Dust Off Your Dreams


During your mental health care, have you often felt hopeful about your chance of getting better?

No. I was placated and pitied by clinicians. The tacit message was, “You’ll get worse, then you’ll die, probably by your own hand.” Hopeless treatment. I wondered why they continued to help me when they could have been helping someone with better odds.

During your mental health care, have you often felt hopeless about your chance of getting better?

Yes. I lost years of my life, when I could have been writing and working and enjoying my life. I thought they were the professionals and knew best. I was duped.

Has a mental health provider ever told you that you could reach a personal goal despite your psychiatric diagnosis (for example, education, career, independent housing, relationship, children, etc.)?

No. They said I was too sick. They said I looked bad. They said people would know I was sick if I went out to look for work.

Tell us what recovery means to you. How would you define recovery from mental health or emotional problems in your own words?

Recovery means work, and some bucks to make things happen in my life. I don’t need much, as I have learned, but I’m able to help others, and help organizations that have helped me. I feel wanted, needed and loved in my community of peers.
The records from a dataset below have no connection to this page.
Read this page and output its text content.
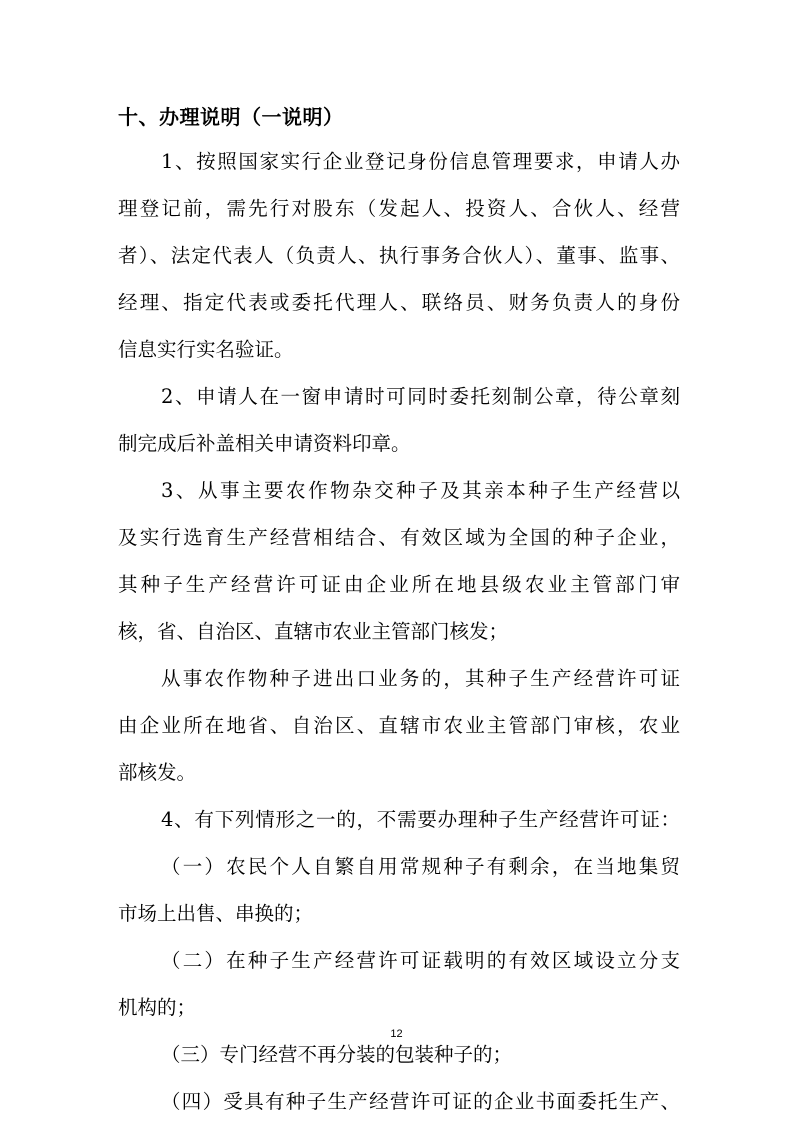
十、办理说明（一说明）
1、按照国家实行企业登记身份信息管理要求，申请人办
理登记前，需先行对股东（发起人、投资人、合伙人、经营
者）、法定代表人（负责人、执行事务合伙人）、董事、监事、
经理、指定代表或委托代理人、联络员、财务负责人的身份
信息实行实名验证。
2、申请人在一窗申请时可同时委托刻制公章，待公章刻
制完成后补盖相关申请资料印章。
3、从事主要农作物杂交种子及其亲本种子生产经营以
及实行选育生产经营相结合、有效区域为全国的种子企业，
其种子生产经营许可证由企业所在地县级农业主管部门审
核，省、自治区、直辖市农业主管部门核发；
从事农作物种子进出口业务的，其种子生产经营许可证
由企业所在地省、自治区、直辖市农业主管部门审核，农业
部核发。
4、有下列情形之一的，不需要办理种子生产经营许可证：
（一）农民个人自繁自用常规种子有剩余，在当地集贸
市场上出售、串换的；
（二）在种子生产经营许可证载明的有效区域设立分支
机构的；
（三）专门经营不再分装的包装种子的；
（四）受具有种子生产经营许可证的企业书面委托生产、
12
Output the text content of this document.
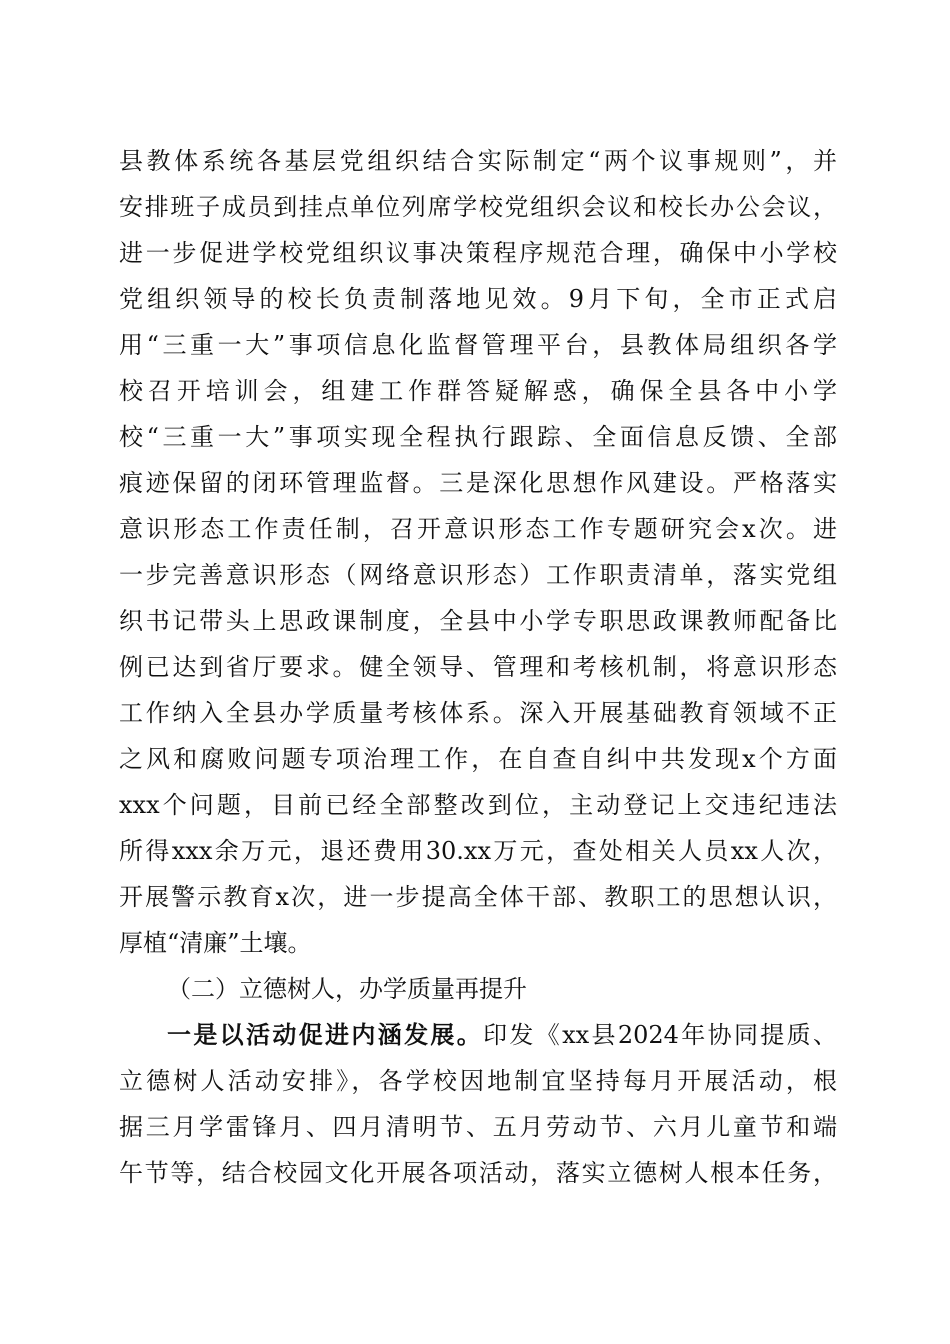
县教体系统各基层党组织结合实际制定“两个议事规则”，并
安排班子成员到挂点单位列席学校党组织会议和校长办公会议，
进一步促进学校党组织议事决策程序规范合理，确保中小学校
党组织领导的校长负责制落地见效。9月下旬，全市正式启
用“三重一大”事项信息化监督管理平台，县教体局组织各学
校召开培训会，组建工作群答疑解惑，确保全县各中小学
校“三重一大”事项实现全程执行跟踪、全面信息反馈、全部
痕迹保留的闭环管理监督。三是深化思想作风建设。严格落实
意识形态工作责任制，召开意识形态工作专题研究会x次。进
一步完善意识形态（网络意识形态）工作职责清单，落实党组
织书记带头上思政课制度，全县中小学专职思政课教师配备比
例已达到省厅要求。健全领导、管理和考核机制，将意识形态
工作纳入全县办学质量考核体系。深入开展基础教育领域不正
之风和腐败问题专项治理工作，在自查自纠中共发现x个方面
xxx个问题，目前已经全部整改到位，主动登记上交违纪违法
所得xxx余万元，退还费用30.xx万元，查处相关人员xx人次，
开展警示教育x次，进一步提高全体干部、教职工的思想认识，
厚植“清廉”土壤。
（二）立德树人，办学质量再提升
一是以活动促进内涵发展。印发《xx县2024年协同提质、
立德树人活动安排》，各学校因地制宜坚持每月开展活动，根
据三月学雷锋月、四月清明节、五月劳动节、六月儿童节和端
午节等，结合校园文化开展各项活动，落实立德树人根本任务，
We’re a bunch of scrappers, for sure, and we’ve survived to tell the tale of our changes.

If you could send a brief message to someone receiving mental health care today who is feeling hopeless about getting better, what would you say?
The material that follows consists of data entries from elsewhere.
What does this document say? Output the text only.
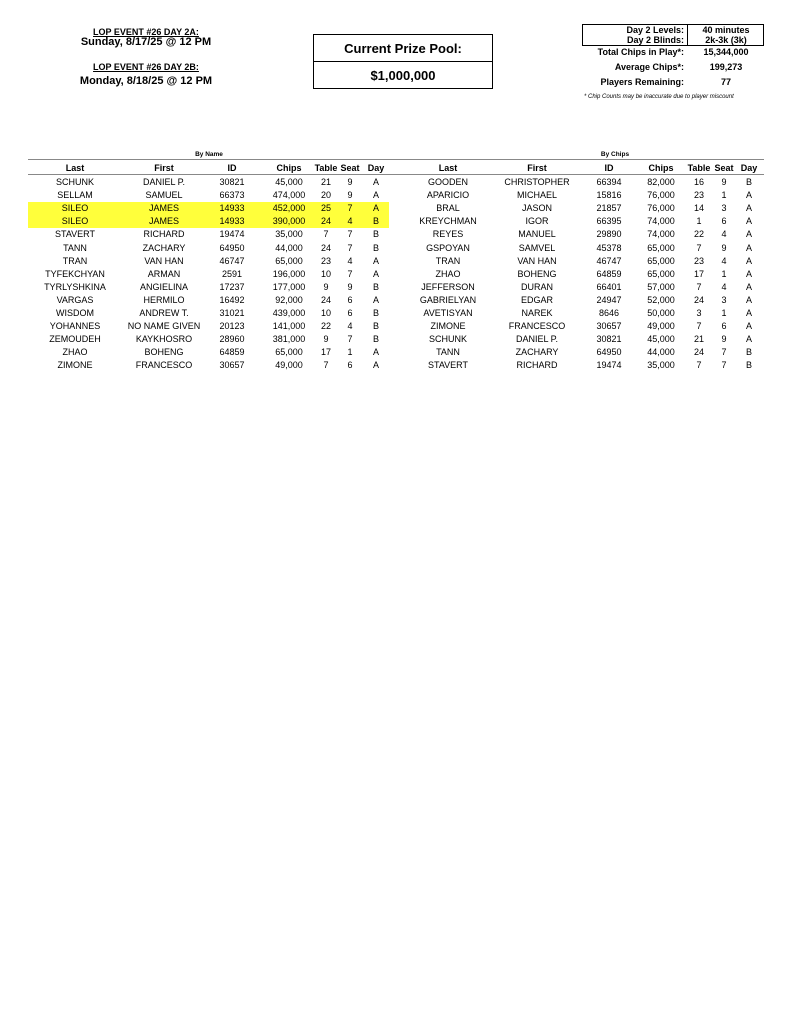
LOP EVENT #26 DAY 2A:
Sunday, 8/17/25 @ 12 PM
LOP EVENT #26 DAY 2B:
Monday, 8/18/25 @ 12 PM
Current Prize Pool:
$1,000,000
Day 2 Levels:	40 minutes
Day 2 Blinds:	2k-3k (3k)
Total Chips in Play*:	15,344,000
Average Chips*:	199,273
Players Remaining:	77
* Chip Counts may be inaccurate due to player miscount
By Name	By Chips
Last	First	ID	Chips	Table Seat Day
SCHUNK	DANIEL P.	30821	45,000	21	9	A
SELLAM	SAMUEL	66373	474,000	20	9	A
SILEO	JAMES	14933	452,000	25	7	A
SILEO	JAMES	14933	390,000	24	4	B
STAVERT	RICHARD	19474	35,000	7	7	B
TANN	ZACHARY	64950	44,000	24	7	B
TRAN	VAN HAN	46747	65,000	23	4	A
TYFEKCHYAN	ARMAN	2591	196,000	10	7	A
TYRLYSHKINA	ANGIELINA	17237	177,000	9	9	B
VARGAS	HERMILO	16492	92,000	24	6	A
WISDOM	ANDREW T.	31021	439,000	10	6	B
YOHANNES	NO NAME GIVEN	20123	141,000	22	4	B
ZEMOUDEH	KAYKHOSRO	28960	381,000	9	7	B
ZHAO	BOHENG	64859	65,000	17	1	A
ZIMONE	FRANCESCO	30657	49,000	7	6	A
Last	First	ID	Chips	Table Seat Day
GOODEN	CHRISTOPHER	66394	82,000	16	9	B
APARICIO	MICHAEL	15816	76,000	23	1	A
BRAL	JASON	21857	76,000	14	3	A
KREYCHMAN	IGOR	66395	74,000	1	6	A
REYES	MANUEL	29890	74,000	22	4	A
GSPOYAN	SAMVEL	45378	65,000	7	9	A
TRAN	VAN HAN	46747	65,000	23	4	A
ZHAO	BOHENG	64859	65,000	17	1	A
JEFFERSON	DURAN	66401	57,000	7	4	A
GABRIELYAN	EDGAR	24947	52,000	24	3	A
AVETISYAN	NAREK	8646	50,000	3	1	A
ZIMONE	FRANCESCO	30657	49,000	7	6	A
SCHUNK	DANIEL P.	30821	45,000	21	9	A
TANN	ZACHARY	64950	44,000	24	7	B
STAVERT	RICHARD	19474	35,000	7	7	B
Dust off your dreams, start taking some safe chances to change – and direct your life and energy toward your dreams. Don’t believe everything you hear from professionals, you know you best, and your purpose on this planet is unique. We need you to fulfill your purpose. I thought I was a hopeless case, but it’s not true. I love, and I am loved, that is here for you, too.

Can you give examples showing you have gotten better from a mental or emotional problem, such as how you are doing well or accomplishing goals you have chosen?

I’ve returned to work, and use my voice and skills to push for change. Now, my grant and proposal writing, and program development are getting people jobs, housing and the support in the ways they need to heal. I had to grit my teeth, many times, and force myself past a lot of fears, and doubts. “Fake it till you make it” was my silent chant during many situations. At very difficult times, another peer would show up to support me, or I’d get a call or an email. Then, I’d be reminded, just to do my best – I am not alone, even if people try to make me feel that way. I am not alone.